Valor: Os movimentos de contestação que surgiram desde 2008 não chegaram a nada?
Badiou: Foram mais sintomas da crise que propostas
de transformação. Produziram proposições pouco radicais e foram
incapazes de formular alternativas globais. Foram insuficientemente
comunistas, no sentido etimológico: não radicalizaram o fato de que se
trata de retomar, em condições novas, a luta contra o sistema dominante.
Os jovens sentem que o mundo como está não convém. Mas entre isso e a
construção de uma política capaz de afrontar os inimigos temíveis que
comandam o sistema, e que seja capaz de fixar etapas, encontrando formas
de organização duráveis, há um abismo. Estamos no começo de uma longa
marcha histórica que pode ser marcada por episódios terríveis. A questão
que pouco a pouco se constitui é a da guerra, isto é, saber até quando a
globalização vai se desenvolver sem que suas contradições estourem. O
que vai sair disso tudo, não sei, mas afirmo que a única alternativa
seria aquele comunismo aristocratizado.
Valor: O que cresce hoje é o oposto: uma extrema-direita anti-intelectual.

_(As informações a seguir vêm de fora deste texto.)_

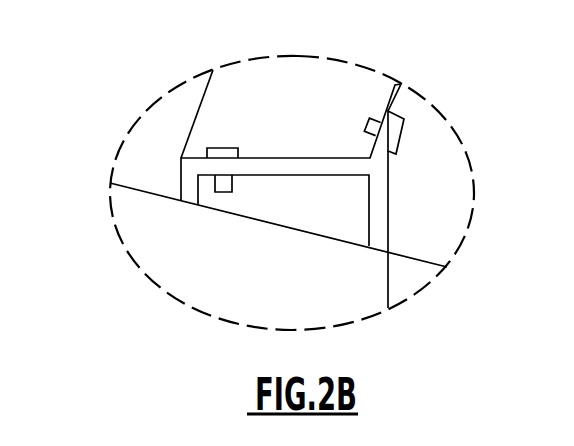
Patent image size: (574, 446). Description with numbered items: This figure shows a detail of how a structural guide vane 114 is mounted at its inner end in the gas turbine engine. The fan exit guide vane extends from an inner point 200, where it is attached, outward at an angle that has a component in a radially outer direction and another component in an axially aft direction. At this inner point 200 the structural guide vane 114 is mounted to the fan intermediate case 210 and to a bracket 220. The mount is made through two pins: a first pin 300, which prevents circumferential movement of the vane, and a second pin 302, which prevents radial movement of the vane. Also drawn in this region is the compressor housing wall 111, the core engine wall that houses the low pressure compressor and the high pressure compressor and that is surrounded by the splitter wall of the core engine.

The structural guide vane 114 is at (250, 92).
The inner point 200 is at (180, 158).
The bracket 220 is at (189, 175).
The first pin 300 is at (225, 149).
The second pin 302 is at (402, 149).
The compressor housing wall 111 is at (145, 191).
The fan intermediate case 210 is at (290, 284).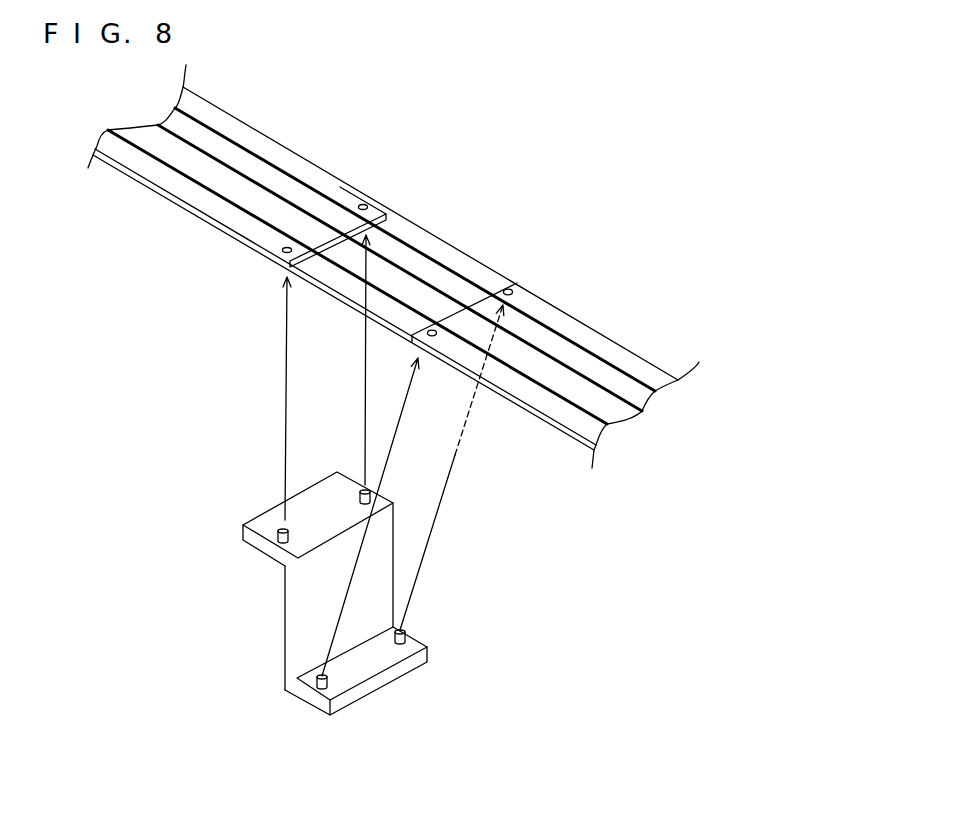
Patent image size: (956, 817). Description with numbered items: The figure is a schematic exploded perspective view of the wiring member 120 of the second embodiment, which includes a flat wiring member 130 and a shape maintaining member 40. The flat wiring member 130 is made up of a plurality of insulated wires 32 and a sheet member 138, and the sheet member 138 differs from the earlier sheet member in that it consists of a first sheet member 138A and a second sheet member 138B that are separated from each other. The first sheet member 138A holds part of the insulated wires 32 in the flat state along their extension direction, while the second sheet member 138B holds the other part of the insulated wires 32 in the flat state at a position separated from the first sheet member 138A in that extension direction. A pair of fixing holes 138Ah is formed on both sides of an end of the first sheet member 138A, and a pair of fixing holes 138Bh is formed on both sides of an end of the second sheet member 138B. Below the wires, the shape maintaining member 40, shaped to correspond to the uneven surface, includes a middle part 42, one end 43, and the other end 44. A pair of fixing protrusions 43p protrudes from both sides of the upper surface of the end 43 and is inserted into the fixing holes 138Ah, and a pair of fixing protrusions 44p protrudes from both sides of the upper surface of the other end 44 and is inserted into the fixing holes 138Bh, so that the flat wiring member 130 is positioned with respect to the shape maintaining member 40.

Badiou: O fascismo é a ponta extrema da consciência
de crise do capitalismo. A aparição de grupos nacionalistas
fascistizantes é parte do panorama. A fraqueza extrema do pensamento
revolucionário é notável. Está sensivelmente mais fraco que nos anos
1930, quando já era limitado. Estamos numa conjuntura precária, um
período intervalar. A antiga concepção revolucionária esgotou suas
virtudes e a nova mal começou a nascer. Como sempre, as ideias novas
estão atrasadas em relação ao conservadorismo.
Valor: Como o senhor chegou à ideia de que deveria trabalhar o texto dessa maneira?
Badiou: É um texto que conheço como se conhece um
amigo. Fiz diversos cursos sobre ele e me dei conta, há uns dez anos, de
que devia fazer algo diferente: mergulhá-lo na experiência
contemporânea, no meu próprio universo, e ver o que dá. Foi como um
experimento de química. Mergulhar um corpo em outro meio e ver o que dá.
Valor: O senhor imagina que esse tipo de iniciativa possa se tornar um gênero filosófico?
Badiou: Percebi que esforços parecidos foram feitos
com outros textos da Antiguidade. Não fui o único, a não ser para
textos completamente filosóficos. Houve uma nova tradução das
"Confissões" de Agostinho [por Frédéric Boyer], e também das
"Metamorfoses", de Ovídio. Talvez a primeira tentativa tenha sido a de
[Pierre] Klossowski, que buscou traduzir de maneira completamente nova a
"Eneida" de Virgílio. Há uma pequena corrente, como uma nova maneira de
visitar textos antigos, aproximando-os da língua viva. É uma aventura
que indica algo, a busca de uma nova relação com os textos antigos.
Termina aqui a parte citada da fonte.